VMware introduces a new licensing model in vSphere 5.0 built on the amount of RAM given to the virtual machines, now called vRAM. This will put more focus on how much memory is given to each virtual machine as we have a “vRAM pool” that should be kept compliant.
Some of the changes from vSphere 4.x is that the new model does not care about how much physical RAM actually is fitted into the hosts and not how many cores each physical CPU has. (In 4.x some editions did not allow more than six cores per processor.) The new model gives the administrator a certain amount of “vRAM” that could be distributed to the started virtual machines. VMs that is powered off does not consume any vRAM.
You will still have to buy a CPU license for each physical CPU socket in the ESXi 5.0 hosts.
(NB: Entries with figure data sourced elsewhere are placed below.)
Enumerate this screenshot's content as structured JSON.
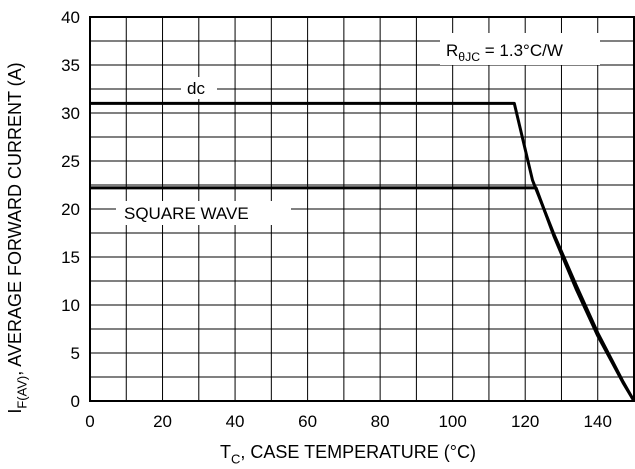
{
  "chart_data": {
    "type": "line",
    "title": "",
    "xlabel": {
      "main": "T",
      "sub": "C",
      "rest": ", CASE TEMPERATURE (°C)"
    },
    "ylabel": {
      "main": "I",
      "sub": "F(AV)",
      "rest": ", AVERAGE FORWARD CURRENT (A)"
    },
    "xlim": [
      0,
      150
    ],
    "ylim": [
      0,
      40
    ],
    "x_ticks": [
      0,
      20,
      40,
      60,
      80,
      100,
      120,
      140
    ],
    "y_ticks": [
      0,
      5,
      10,
      15,
      20,
      25,
      30,
      35,
      40
    ],
    "grid": {
      "x_step": 10,
      "y_step": 2.5
    },
    "annotation": {
      "main": "R",
      "sub": "θJC",
      "rest": " = 1.3°C/W"
    },
    "series": [
      {
        "name": "dc",
        "points": [
          [
            0,
            31
          ],
          [
            117,
            31
          ],
          [
            122,
            23
          ],
          [
            128,
            17.3
          ],
          [
            134,
            12.1
          ],
          [
            140,
            7.1
          ],
          [
            144,
            4.2
          ],
          [
            147,
            2.0
          ],
          [
            150,
            0
          ]
        ]
      },
      {
        "name": "SQUARE WAVE",
        "points": [
          [
            0,
            22.2
          ],
          [
            123,
            22.2
          ],
          [
            128,
            17.1
          ],
          [
            134,
            11.7
          ],
          [
            140,
            6.8
          ],
          [
            144,
            4.0
          ],
          [
            147,
            1.9
          ],
          [
            150,
            0
          ]
        ]
      }
    ],
    "colors": {
      "line": "#000000",
      "grid": "#000000"
    }
  }
}
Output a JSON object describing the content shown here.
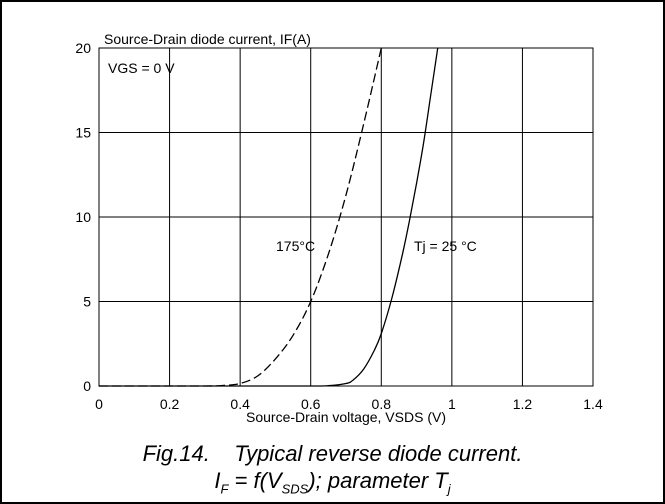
{
  "chart_data": {
    "type": "line",
    "ylabel": "Source-Drain diode current, IF(A)",
    "xlabel": "Source-Drain voltage, VSDS (V)",
    "xlim": [
      0,
      1.4
    ],
    "ylim": [
      0,
      20
    ],
    "xticks": [
      "0",
      "0.2",
      "0.4",
      "0.6",
      "0.8",
      "1",
      "1.2",
      "1.4"
    ],
    "yticks": [
      "0",
      "5",
      "10",
      "15",
      "20"
    ],
    "grid": true,
    "annotations": [
      "VGS = 0 V",
      "175°C",
      "Tj = 25 °C"
    ],
    "series": [
      {
        "name": "175°C",
        "style": "dashed",
        "color": "#000000",
        "x": [
          0.0,
          0.1,
          0.2,
          0.3,
          0.35,
          0.4,
          0.45,
          0.5,
          0.55,
          0.6,
          0.65,
          0.7,
          0.75,
          0.8
        ],
        "y": [
          0.0,
          0.0,
          0.0,
          0.0,
          0.03,
          0.15,
          0.6,
          1.6,
          3.0,
          5.0,
          7.8,
          11.3,
          15.5,
          20.0
        ]
      },
      {
        "name": "Tj = 25 °C",
        "style": "solid",
        "color": "#000000",
        "x": [
          0.0,
          0.2,
          0.4,
          0.6,
          0.65,
          0.7,
          0.72,
          0.75,
          0.78,
          0.8,
          0.83,
          0.86,
          0.88,
          0.9,
          0.92,
          0.94,
          0.96
        ],
        "y": [
          0.0,
          0.0,
          0.0,
          0.0,
          0.02,
          0.15,
          0.35,
          1.0,
          2.1,
          3.1,
          5.2,
          7.8,
          9.8,
          12.0,
          14.4,
          17.2,
          20.0
        ]
      }
    ]
  },
  "caption": {
    "line1": "Fig.14.    Typical reverse diode current.",
    "line2_parts": [
      "I",
      "F",
      " = f(V",
      "SDS",
      "); parameter T",
      "j"
    ]
  }
}
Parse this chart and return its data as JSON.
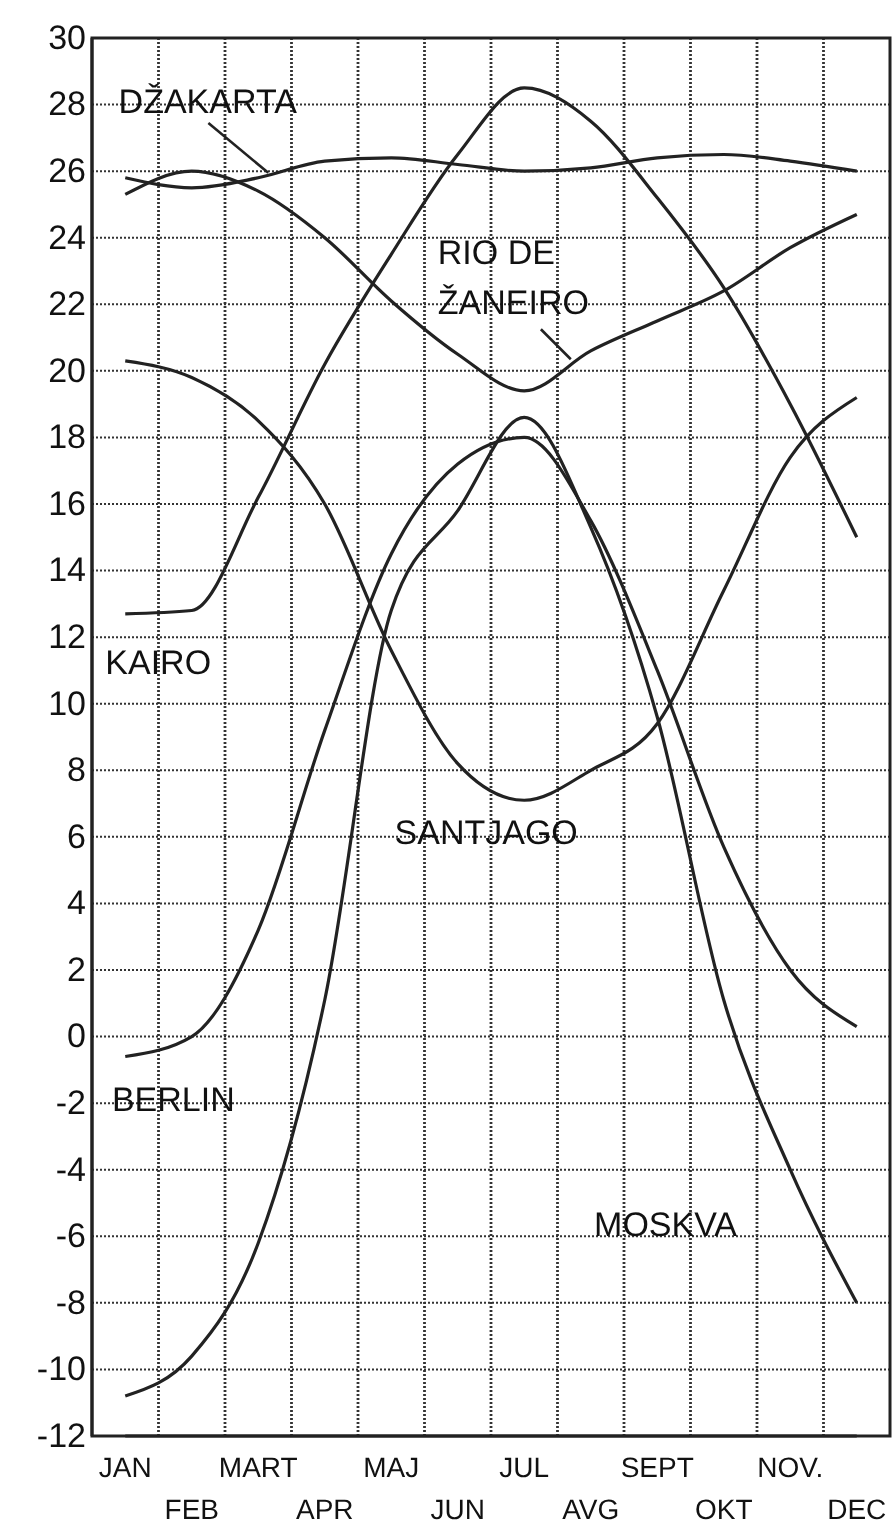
{
  "chart_data": {
    "type": "line",
    "ylim": [
      -12,
      30
    ],
    "categories": [
      "JAN",
      "FEB",
      "MART",
      "APR",
      "MAJ",
      "JUN",
      "JUL",
      "AVG",
      "SEPT",
      "OKT",
      "NOV.",
      "DEC"
    ],
    "yticks": [
      -12,
      -10,
      -8,
      -6,
      -4,
      -2,
      0,
      2,
      4,
      6,
      8,
      10,
      12,
      14,
      16,
      18,
      20,
      22,
      24,
      26,
      28,
      30
    ],
    "grid": true,
    "marker": "none",
    "line_style": "solid",
    "series": [
      {
        "name": "DŽAKARTA",
        "color": "#222222",
        "values": [
          25.8,
          25.5,
          25.8,
          26.3,
          26.4,
          26.2,
          26.0,
          26.1,
          26.4,
          26.5,
          26.3,
          26.0
        ]
      },
      {
        "name": "RIO DE ŽANEIRO",
        "color": "#222222",
        "values": [
          25.3,
          26.0,
          25.4,
          24.0,
          22.1,
          20.5,
          19.4,
          20.6,
          21.5,
          22.4,
          23.7,
          24.7
        ]
      },
      {
        "name": "KAIRO",
        "color": "#222222",
        "values": [
          12.7,
          12.8,
          16.2,
          20.2,
          23.5,
          26.5,
          28.5,
          27.5,
          25.2,
          22.5,
          19.0,
          15.0
        ]
      },
      {
        "name": "SANTJAGO",
        "color": "#222222",
        "values": [
          20.3,
          19.8,
          18.5,
          16.0,
          11.6,
          8.2,
          7.1,
          8.0,
          9.4,
          13.4,
          17.4,
          19.2
        ]
      },
      {
        "name": "BERLIN",
        "color": "#222222",
        "values": [
          -0.6,
          0.0,
          3.2,
          9.2,
          14.5,
          17.2,
          18.0,
          15.5,
          11.0,
          5.7,
          2.0,
          0.3
        ]
      },
      {
        "name": "MOSKVA",
        "color": "#222222",
        "values": [
          -10.8,
          -9.6,
          -6.2,
          1.1,
          12.8,
          15.8,
          18.6,
          15.3,
          9.6,
          1.1,
          -4.0,
          -8.0
        ]
      }
    ]
  }
}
This CPU license will, depending on the edition, give a certain amount of vRAM that is added to the total “pool” of vRAM to use for all VMs controlled by the vCenter Server. The amount of vRAM per CPU license is hard coded and can not be upgraded. Only more CPU licenses can be added to increase the amount of RAM used by the virtual machines.
Note that it does not matter how much physical RAM is in your servers. The “vRAM” is the amount of RAM that is given to the started VMs. This also means that you will have to potentially pay more for the great memory sharing features of vSphere, so memory overcommit will have to be balanced against both available physical memory in the hosts, but also against the license model. The amount of vRAM could be distributed to a few large VMs or amongst many smaller with less memory.
The available vRAM could be distributed in any given way among all virtual machines and could be executed on any physical CPU on any host. All vRAM is “pooled” in vCenter, simply meaning that all CPU licenses are aggregated in vCenter and the vRAM could be spread over all VMs on all hosts.
Note also that there is no way to increase the amount of vRAM for a CPU license. If you have the, say, Enterprise Edition (64 GB vRAM) with three physical ESXi hosts with two CPUs and need more than 384 GB (64 x 6) of vRAM for all of the virtual machines, you would have to buy another CPU license (even if you do only have six processors). With now seven CPU licenses you will have 448 GB of vRAM.
The new model will force the vSphere administrator to be more careful how to “spend” the available vRAM to the virtual machines. Since it does not matter how much or little the VM will actually consume from physical host memory, but only the configured amount, this could demand for a review of all existing VMs virtual hardware to make sure we do not “lose” vRAM when not necessary.
With the newer processors coming up to 12 and even 16 cores there will in almost all cases be enough with two physical processors per server. In the years to come as memory drops in prices we will also see more servers with RAM of 256 / 512 and even 1 TB. The license problem with vSphere 5 is that for example a two CPU server with 512 GB of RAM on vSphere 4.1 took two VMware Enterprise Plus licenses, but now will consume 6 licenses and that is just for one host.
Update 1: On the 3rd of August 2011 new licensing rules were presented from VMware which these changes:
Essentials, Essentials Plus and Standard: 32 GB of vRAM (earlier 24)
Enterprise: 64 GB of vRAM (earlier 32)
Enterprise Plus: 96 GB of vRAM (earlier 48)
Another change was that a single VM can never consume more than 96 GB of vRAM, no matter the size of the allocated RAM. This means for example that a really large VM with, say, 256 GB of RAM only reduces the vRAM pool with 96 GB.
Update 2: On the 27th of August 2012 the concept of vRAM licensing was dropped.